Telling your story in six words
Ernest Hemingway once told a table of writers that he could write a story in just six words. They each bet him ten dollars that he couldn’t. So he took his napkin and scribbled the following:
For sale. Baby shoes. Never worn.
It has a beginning, a middle, an end. It makes you think. Most importantly, it gets to the point. Doesn’t complicate, adumbrate, obfuscate.
It’s a skill that we should all aspire to, because so often we only have a tiny window of opportunity to tell our own story. Be it a fundraising ask, call to action or campaigning message. Our audience is busy, distracted and often uninterested. We have to cut through the background noise and make a point pithily.
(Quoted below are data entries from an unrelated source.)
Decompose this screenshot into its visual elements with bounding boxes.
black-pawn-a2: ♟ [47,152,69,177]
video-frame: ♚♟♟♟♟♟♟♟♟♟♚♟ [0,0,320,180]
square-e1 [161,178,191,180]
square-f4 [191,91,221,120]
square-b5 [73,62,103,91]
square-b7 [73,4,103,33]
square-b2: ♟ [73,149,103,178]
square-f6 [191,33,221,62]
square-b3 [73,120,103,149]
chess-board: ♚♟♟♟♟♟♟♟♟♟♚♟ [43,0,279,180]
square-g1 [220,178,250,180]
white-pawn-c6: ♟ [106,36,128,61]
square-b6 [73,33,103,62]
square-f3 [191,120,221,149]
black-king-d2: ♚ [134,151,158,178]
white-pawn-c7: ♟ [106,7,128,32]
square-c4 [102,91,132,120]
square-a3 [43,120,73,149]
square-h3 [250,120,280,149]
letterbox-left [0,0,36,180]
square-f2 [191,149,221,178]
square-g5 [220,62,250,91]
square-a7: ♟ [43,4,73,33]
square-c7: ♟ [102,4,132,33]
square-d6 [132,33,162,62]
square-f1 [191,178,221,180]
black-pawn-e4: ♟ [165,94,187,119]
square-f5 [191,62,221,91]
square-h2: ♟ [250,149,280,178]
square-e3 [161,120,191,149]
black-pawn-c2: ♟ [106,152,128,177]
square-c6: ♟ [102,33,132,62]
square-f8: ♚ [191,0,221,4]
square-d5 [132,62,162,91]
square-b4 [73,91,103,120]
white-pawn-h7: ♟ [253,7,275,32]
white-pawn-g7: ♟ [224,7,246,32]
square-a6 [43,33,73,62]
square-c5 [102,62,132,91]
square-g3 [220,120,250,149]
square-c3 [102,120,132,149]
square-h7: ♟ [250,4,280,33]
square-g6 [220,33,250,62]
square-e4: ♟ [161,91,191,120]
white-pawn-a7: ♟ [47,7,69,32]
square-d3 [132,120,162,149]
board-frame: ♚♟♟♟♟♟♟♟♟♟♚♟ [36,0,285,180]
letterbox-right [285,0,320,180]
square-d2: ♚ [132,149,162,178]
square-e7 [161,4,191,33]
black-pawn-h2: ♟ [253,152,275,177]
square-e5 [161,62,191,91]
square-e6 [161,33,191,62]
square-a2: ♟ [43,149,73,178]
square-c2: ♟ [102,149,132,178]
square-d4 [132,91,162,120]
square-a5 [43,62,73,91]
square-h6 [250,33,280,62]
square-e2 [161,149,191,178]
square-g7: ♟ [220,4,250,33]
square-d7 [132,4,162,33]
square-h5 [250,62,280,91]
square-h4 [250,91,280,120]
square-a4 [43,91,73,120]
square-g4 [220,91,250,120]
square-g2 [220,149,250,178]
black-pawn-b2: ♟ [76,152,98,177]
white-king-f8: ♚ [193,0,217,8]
Of course, it starts with a clear proposition. I’m a stickler for them (sorry planners) – no ifs, buts or ands conjoining separate thoughts together.
GOOD Agency’s own story is ‘we unleash the good in people’. Six words. To the point.
Two more examples from us are ‘shouldn’t your health come before profits’ and ‘it’s all of us versus cancer’.
The first was a political campaign for UNISON running on billboards, in press and online. The second was a Race for Life recruitment campaign for Cancer Research UK, running on posters, in press and online.
Although they have very different aims, they consistently distill the information into a simple, powerful message. Which helped them both make the shortlist for the Campaign Outdoor Hall of Fame.
So set yourself a challenge. Can you tell your story in six words? It’s a great test, because it’s exactly what you’re asking your agency to do: on posters, on banners, in tweets.